During the process of preparing our multimedia installation, we faced issues of cultural censorship of UAE. We didn’t perceive it as an obstacle but rather as an opportunity to challenge ourselves to shift our position and to exercise how to speak about the same thing in a different, acceptable way. In our case, the message was more important than the form it entails.

During the preparation phase, we revamped the rules and transformed the game into a multimedia installation. We printed the board graphics into a metal sheet, made a short video-trailer and four flags for the four characters. Together the pieces tended to evoke an intimate, but a sinister atmosphere where humour and existential anxiety can exist hand in hand.

We, designers and artists allied with other fields of knowledge have the capacity to reveal and infiltrate truth into and against the system. In fact, the truth is the ultimate value that we have to get across. In times of information-overload and compassion-fatigue, we need to design radical alarm-clocks and massive wake-up calls to regain our social responsibility and planetary consciousness. The Fikra Biennial has chosen to disguise systemic problems, injustice, corruption, violence, inequality or ecological crisis as graphic design rather than presenting flashy, decontextualized anaesthetics.

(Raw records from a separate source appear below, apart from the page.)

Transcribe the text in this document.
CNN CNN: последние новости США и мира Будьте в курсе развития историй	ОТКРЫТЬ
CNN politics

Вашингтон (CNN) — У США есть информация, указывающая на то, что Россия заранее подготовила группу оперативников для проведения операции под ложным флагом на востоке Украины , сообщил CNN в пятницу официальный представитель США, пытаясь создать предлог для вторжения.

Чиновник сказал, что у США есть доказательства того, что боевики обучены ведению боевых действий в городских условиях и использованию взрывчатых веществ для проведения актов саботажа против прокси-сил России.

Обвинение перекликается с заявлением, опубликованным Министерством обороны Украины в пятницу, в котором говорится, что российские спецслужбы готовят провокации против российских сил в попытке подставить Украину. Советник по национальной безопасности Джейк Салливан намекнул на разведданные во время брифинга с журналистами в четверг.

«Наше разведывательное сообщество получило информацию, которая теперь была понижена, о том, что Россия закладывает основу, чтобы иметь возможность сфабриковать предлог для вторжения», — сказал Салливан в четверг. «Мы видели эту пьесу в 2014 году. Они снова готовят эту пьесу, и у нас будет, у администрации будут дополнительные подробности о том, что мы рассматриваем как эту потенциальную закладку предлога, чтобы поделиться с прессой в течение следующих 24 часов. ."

Cardiac emergencies commonly occur at night
(photo: Obaid AlBudoor)

“Buy Gold and Get golden rewards”

To illustrate this duality and relevance of the Fikra Biennial, we have to mention that it was part of the Dubai Design Week. The place of the mainstream, techno-future fixation, the celebration of the problem-solver, innovation-driven imperative, as if they knew the problem or even the question before. In Dubai, design is not only a currency but the secret weapon that acts as strong anaesthetics. Creating reality out of science-fiction with cutting-edge, luxurious chains of shopping malls, where smell- and sound-scapes condition you to feel perfect. Dubai moors your mind into a matrix to escape the unbearable dystopian reality of the city’s unsustainable glamour. While silently, but proudly right outside of Dubai, a critically packed arena of designer warriors has emerged with the brightness of Hesperus standing as a black mirror in front of the Creative Industry.

In contrast to the UAE, in the Western context, the moral and legal boundaries are worn and burned out. It is hard to find any critical discourse that hasn’t been touched, but effects little. In the UAE you still have a sense of ethical decency where you can really hurt someone if you are being outspoken or straightforward. To get a closer understanding of the culture you must be able to read between the lines and find out how to hack it. On the one hand, you compromise, on the other hand perhaps you might avoid unnecessary conflicts. The ‘department of non-binaries’ was curated like that, manoeuvring on the edge of ‘getting caught’ exposing forbidden, illegal discourse. For some it become a safe space, with clear symbolism, but for many it remains disguised as a flashy Graphic Design Biennial.